No quería mirarlos ya. No podía resistir esa mirada fija, ese gesto de tristeza, de desilusión, y a punto estuve de descolgar el cuadro con la foto. Recuerdo que lo iba a hacer un mediodía, la comida a punto ya, y entonces oí llamar, oí tus palmadas sobre la madera de la puerta y luego los pasos de padre, que subía un poco más atrás, y al instante la llave, moviendo el pestillo. Al entrar vosotros me quedé quieta, debajo de la fotografía, con una silla preparada para subir y alcanzar lo que, aquella mañana, parecía acusarme de esa pobreza, de esa casi miseria en que discurrían nuestras vidas.

Comimos sin hablar mucho. Sólo tú, Juan, hablaste del fútbol que habías visto. Padre había traído unas hojas de periódico, tal vez de una taberna donde otro, más afortunado, las habría dejado después de comerse su almuerzo. Se puso a leer una crónica deportiva. En otras hojas se hablaba de política, de la guerra mundial, del avance de los aliados sobre los frentes alemanes, pero tu padre —lo recuerdo bien— no hizo más que dirigir una ligera ojeada a los titulares, como si aquellas palabras que hablaban de lucha, de combates, de muertes, pudieran romper por completo su estómago herido y su corazón cansado.

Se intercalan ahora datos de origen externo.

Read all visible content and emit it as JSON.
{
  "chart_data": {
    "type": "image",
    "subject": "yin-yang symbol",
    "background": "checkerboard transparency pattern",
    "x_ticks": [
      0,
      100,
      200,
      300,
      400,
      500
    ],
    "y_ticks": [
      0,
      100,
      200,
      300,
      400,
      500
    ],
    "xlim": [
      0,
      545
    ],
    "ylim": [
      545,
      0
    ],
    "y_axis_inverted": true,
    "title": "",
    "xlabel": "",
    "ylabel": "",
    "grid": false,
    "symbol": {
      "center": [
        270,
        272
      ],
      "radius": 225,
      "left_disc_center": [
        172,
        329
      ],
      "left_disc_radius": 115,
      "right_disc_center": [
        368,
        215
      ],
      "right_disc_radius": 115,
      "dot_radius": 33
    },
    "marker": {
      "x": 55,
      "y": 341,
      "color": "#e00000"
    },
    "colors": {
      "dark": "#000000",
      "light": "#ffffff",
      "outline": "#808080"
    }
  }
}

Las tardes se nos hacían largas, aburridas casi siempre. Yo, si hacía buen tiempo, me salía al terrado y tomaba la canastilla de la costura y repasaba calcetines, los monos de tu padre, tus pantaloncitos, y camisas, y mis batas y combinaciones, tan llenas de puntos ya. Hubiera querido que, por lo menos alguna vez, él se quedara allí, a mi lado, para que los dos, dejando yo de coser un momento, mirásemos hacia la calle, tan estrecha, con los balcones de uno y otro lado como si fueran a rozarse, con las gentes que pasaban, andando sobre el suelo ennegrecido; hubiera querido que los dos, apoyados en la barandilla, mirásemos hacia otras terrazas o azoteas, hacia las torres que se veían aquí y allá, hacia todos los desiguales edificios, y hacia los tendidos eléctricos, y hacia las manchas verdes, vistas o presentidas, de los jardines, glorietas y parques, y mientras, así, unidos, uno al lado del otro, ir hablando de cosas, de lo que fuera, de lo que podríamos hacer, por ejemplo, más adelante, si por alguna circunstancia todo empezaba a ir mejor. Eso —pensaba yo— podía proporcionarnos alguna ilusión. Pero tu padre no quería hablar de nada. Ni siquiera estar allí más de cinco minutos, en silencio. Si alguna vez yo había iniciado conversación sobre lo que podríamos hacer en un futuro más o menos próximo, y hablando precisamente en el terrado, bien en esas largas tardes de los domingos, o en cualquier anochecer del buen tiempo, él, tu padre, decía que aún me gustaba soñar, como si tuviera edad de leer cuentos de hadas. Yo comprendía que él, por entonces, se estaba volviendo áspero, seco, huraño, con tendencia a encerrarse en un mutismo que quizá fuera para siempre. Intentaba hablarle de cualquier cosa, de cómo lo pasabais por las mañanas, si tú te divertías más viendo a los futbolistas darle al balón, allá en Vallecas o en Cuatro Caminos, que cuando ibais al Retiro, diciéndome que tú te divertías en todas partes por igual, añadiendo, sin que yo le preguntara (no era oportuno preguntar), que incluso él también solía divertirse en todas partes igual, dejando, al decir esto, una media, fría y triste sonrisa en su boca mal alimentada.

Pero yo sabía que no se mostraba así por mero capricho, ni por hacerme sufrir a mí sin otra razón mayor. Estaba sin fuerzas, más débil cada día. Tenía dolor y no se quejaba. Pero el agotamiento llega, y por eso no me extrañó nada ver cómo un día lo entraban en casa, desmayado, sus compañeros de la obra.